Doch die Rückkehr es Michelins nach Österreich ist nicht ganz unumstritten. Das liegt der vor allem an der finanziellen Unterstützung, die der Restaurantführer für die Rückkehr nach Österreich erhält. Finanziert wird die Rückkehr der Sterne nämlich von der Österreich Werbung durch acht Landestourismusorganisationen. Martina Hohenlohe, Chefredakteurin des Restaurantführers Gault&Millau Österreich, dazu: „Wir von Gault&Millau Österreich haben nichts gegen eine Rückkehr des Guide Michelin einzuwenden, wir befinden uns auf einem freien Markt und dementsprechend agieren wir auch. Die Finanzierung des Guide Michelin ist allerdings etwas, wo wir uns klar und deutlich dagegen positionieren. Wir sind seit 40 Jahren in Österreich tätig und bekamen und bekommen in keiner Weise eine ähnliche Unterstützung vom Staat Österreich. Das Finanzierungskonstrukt ist unfair und ganz klar wettbewerbsverzerrend.“
Anerkanntes Gütesiegel
Amador sieht die Situation anders: „Förderungen gibt es vielen Bereichen, etwa in der Kunst. Und ich bin mir fast sicher, dass das Geld, das investiert wird, durch Mehrausgaben der ausländischen Touristen wieder eingenommen wird.
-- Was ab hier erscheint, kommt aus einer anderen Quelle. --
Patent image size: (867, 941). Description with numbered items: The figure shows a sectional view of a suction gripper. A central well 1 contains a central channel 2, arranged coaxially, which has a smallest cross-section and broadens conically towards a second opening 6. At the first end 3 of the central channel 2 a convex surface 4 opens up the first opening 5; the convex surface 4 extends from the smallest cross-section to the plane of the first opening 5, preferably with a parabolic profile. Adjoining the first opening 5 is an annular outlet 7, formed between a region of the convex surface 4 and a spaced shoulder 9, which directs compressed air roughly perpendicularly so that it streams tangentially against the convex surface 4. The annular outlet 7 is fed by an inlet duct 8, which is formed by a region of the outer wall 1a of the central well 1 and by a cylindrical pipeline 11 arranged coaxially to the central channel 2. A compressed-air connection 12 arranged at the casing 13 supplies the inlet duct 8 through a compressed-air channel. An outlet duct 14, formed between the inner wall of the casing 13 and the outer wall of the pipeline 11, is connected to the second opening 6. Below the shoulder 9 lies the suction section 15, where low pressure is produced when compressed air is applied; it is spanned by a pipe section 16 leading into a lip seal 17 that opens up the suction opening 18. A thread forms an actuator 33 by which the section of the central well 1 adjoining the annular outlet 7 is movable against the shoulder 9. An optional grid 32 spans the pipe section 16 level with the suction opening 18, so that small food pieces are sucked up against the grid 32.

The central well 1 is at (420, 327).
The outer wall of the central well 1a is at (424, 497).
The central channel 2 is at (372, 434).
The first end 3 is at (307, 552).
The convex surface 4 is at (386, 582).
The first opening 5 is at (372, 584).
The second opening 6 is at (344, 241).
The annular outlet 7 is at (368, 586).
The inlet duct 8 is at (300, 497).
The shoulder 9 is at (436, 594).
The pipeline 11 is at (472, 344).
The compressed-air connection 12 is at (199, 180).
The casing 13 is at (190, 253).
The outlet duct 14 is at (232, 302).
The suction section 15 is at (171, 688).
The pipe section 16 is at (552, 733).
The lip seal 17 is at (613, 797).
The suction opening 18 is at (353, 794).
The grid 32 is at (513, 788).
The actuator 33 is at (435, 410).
Denn wer gut essen geht, der muss auch anreisen und schlafen.“ Und auch der Arbeitsmarkt profitiert davon, wenn Menschen gut essen gehen. Mario Pulker, Obmann des Fachverbandes Gastronomie in der Wirtschaftskammer, begrüßt ebenfalls die Rückkehr des Guide Michelin: „Dies ist ein klares Zeichen für die -exzellente Qualität und Vielfalt der gastronomischen -Szene in ganz Österreich. Für die heimischen Betriebe bietet die Präsenz des Michelin eine wertvolle Möglichkeit, ihre kulinarischen Kreationen und hochwertigen Produkte verstärkt auch einem internationalen Publikum zu präsentieren. Die Auszeichnungen und Sterne sind ein weltweit anerkanntes Gütesiegel, das hohes Vertrauen bei den Gästen genießt. Der Guide ist letztlich auch ein Trendsetter, der dabei hilft, neue Talente zu entdecken und international bekannt zu machen. Damit wird auch ein wichtiger Beitrag zur Weiterentwicklung und Imagebildung der gesamten österreichischen Gastronomieszene geleistet.“
Positive Effekte für Gastronomie
Laut dem Gastronomiemagazin „Kalk&Kegel“ sollen ungefähr 700.000 Euro im Jahr benötigt werden, um die Infrastruktur, die der Guide Michelin benötigt, zu finanzieren. Die Tests für den Restaurantführer werden von ausgebildeten Kostexperten durchgeführt, ein Grund für die hoch wirkenden Kosten für die Implementierung des Guides. Der positive Effekt auf die Wirtschaft wird von der Gastronomie allerdings als weit höher eingeschätzt, rechnet man schließlich mit Mehreinnahmen von 48 Millionen Euro durch den Guide Michelin für Österreich.